La Cour d'appel de Besançon (Doubs) a reporté à ce vendredi 14 mars le procès de Jonathan Daval pour dénonciation calomnieuse. L'ex-mari et meurtrier d'Alexia Fouillot avait injustement accusé sa belle-famille. Celle-ci avait fait appel en mai dernier dans l'espoir d'obtenir une condamnation au civil.
Il devait comparaître le 14 février dernier, jour de la Saint-Valentin, mais, au vu de la date, l'affaire avait finalement été renvoyée.
Jonathann Daval, ex-époux et meurtrier d’Alexia, a de nouveau maille à partir avec la justice ce vendredi 14 mars, devant la cour d’appel de Besançon, pour y être jugé dans le cadre des accusations qu'il avait faites vis-à-vis de sa belle-famille.
Relaxé le 24 mai 2024 pour ces faits, la famille d'Alexia Fouillot avait fait appel de cette décision, misant sur la condamnation d'une faute civile.
Le 14 février, le report de l'audience avait été demandé par l'avocat de Jonathann, Me Randall Schwerdorffer.
il avait accusé à tort son beau-frère
Le féminicide d'Alexia Fouillot sera ainsi examiné une toute dernière fois ce vendredi. Pour rappel, le corps d'Alexia avait été retrouvé le 30 octobre 2017, dans un bois en Haute-Saône. Un crime que son époux, Jonathann Daval avouera le 7 décembre 2018. Il a été condamné pour cela à vingt-cinq ans de réclusion, le 21 novembre 2020.

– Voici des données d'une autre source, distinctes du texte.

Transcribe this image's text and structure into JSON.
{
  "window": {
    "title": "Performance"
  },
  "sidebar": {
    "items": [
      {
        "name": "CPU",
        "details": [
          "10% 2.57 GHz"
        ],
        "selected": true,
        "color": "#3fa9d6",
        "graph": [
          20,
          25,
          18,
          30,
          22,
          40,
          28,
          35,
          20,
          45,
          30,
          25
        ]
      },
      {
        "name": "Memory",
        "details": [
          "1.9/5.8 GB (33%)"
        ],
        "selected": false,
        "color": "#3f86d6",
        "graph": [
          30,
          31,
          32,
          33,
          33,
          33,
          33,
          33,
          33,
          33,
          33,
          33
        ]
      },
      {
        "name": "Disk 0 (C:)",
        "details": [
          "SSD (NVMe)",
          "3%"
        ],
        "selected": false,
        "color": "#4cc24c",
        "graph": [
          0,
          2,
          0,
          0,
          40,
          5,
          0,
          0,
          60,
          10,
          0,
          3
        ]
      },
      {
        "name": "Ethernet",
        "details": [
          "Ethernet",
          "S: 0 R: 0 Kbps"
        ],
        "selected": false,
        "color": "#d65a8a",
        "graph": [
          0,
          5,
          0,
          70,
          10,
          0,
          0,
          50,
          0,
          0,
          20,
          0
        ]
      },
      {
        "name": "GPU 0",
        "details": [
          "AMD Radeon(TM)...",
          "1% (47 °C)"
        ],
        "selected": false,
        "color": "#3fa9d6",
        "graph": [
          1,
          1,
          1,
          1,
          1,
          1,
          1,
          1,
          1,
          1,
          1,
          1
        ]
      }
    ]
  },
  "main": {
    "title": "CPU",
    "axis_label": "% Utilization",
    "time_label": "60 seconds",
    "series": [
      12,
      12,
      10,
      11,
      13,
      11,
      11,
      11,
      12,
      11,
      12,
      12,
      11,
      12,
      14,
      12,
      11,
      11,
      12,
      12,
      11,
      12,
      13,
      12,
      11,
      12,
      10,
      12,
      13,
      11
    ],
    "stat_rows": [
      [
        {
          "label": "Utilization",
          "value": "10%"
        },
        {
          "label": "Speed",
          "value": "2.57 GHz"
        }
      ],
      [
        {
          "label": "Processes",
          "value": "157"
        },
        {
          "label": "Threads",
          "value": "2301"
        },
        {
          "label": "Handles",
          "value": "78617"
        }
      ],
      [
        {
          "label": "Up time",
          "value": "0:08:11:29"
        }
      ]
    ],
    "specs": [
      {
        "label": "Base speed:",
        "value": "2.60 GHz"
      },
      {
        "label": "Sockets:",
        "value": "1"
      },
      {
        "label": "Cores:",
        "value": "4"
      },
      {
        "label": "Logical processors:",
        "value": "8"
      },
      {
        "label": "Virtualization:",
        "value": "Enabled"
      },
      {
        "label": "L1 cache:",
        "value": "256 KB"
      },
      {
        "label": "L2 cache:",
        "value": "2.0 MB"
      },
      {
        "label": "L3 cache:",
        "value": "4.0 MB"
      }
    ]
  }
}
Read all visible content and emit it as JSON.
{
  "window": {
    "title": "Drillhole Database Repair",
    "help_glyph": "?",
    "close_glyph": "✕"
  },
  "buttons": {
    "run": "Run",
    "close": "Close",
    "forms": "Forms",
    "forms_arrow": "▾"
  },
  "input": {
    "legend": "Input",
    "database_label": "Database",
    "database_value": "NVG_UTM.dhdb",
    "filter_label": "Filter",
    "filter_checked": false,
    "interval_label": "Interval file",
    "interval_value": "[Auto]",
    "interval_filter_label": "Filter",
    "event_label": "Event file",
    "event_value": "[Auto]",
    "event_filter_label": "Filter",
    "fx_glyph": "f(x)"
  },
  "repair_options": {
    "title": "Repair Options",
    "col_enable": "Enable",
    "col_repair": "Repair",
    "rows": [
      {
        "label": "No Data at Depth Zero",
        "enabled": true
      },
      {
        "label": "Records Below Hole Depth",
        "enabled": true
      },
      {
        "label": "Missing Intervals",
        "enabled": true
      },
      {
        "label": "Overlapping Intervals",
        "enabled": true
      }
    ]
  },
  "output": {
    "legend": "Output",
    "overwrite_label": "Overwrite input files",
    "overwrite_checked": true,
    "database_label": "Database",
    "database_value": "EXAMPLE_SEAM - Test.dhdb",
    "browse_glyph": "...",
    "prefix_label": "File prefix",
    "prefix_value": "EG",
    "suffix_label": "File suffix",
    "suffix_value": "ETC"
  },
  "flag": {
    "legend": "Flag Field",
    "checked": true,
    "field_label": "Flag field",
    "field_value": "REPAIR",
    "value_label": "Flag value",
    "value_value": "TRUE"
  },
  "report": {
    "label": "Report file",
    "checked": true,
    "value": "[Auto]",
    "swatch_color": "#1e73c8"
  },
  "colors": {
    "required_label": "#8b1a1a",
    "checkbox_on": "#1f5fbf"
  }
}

Seulement, peu de temps après ses premiers aveux, Jonathann était revenu sur ses propos et avait accusé à tort son beau-frère, Grégory, d'avoir tué Alexia, avec le silence complice de ses parents et de sa sœur. Une version qu'il a maintenue pendant six mois.
Gilles-Jean et Jean-Hubert Portejoie, les avocats de Jean-Pierre et Isabelle Fouillot, Stéphanie et son mari, avaient donc porté plainte pour dénonciation calomnieuse contre Jonathann Daval. Mais ce dernier a été relaxé de ces faits le 24 mai 2024 par le tribunal correctionnel de Besançon, estimant que ces accusations n’ont pas eu «le caractère spontané exigé par la loi».
Lors de cette dernière audience, le cabinet Portejoie, qui défend la famille d'Alexia Daval, entend donc démontrer que Jonathann Daval a commis une «faute civile», à travers ces accusations.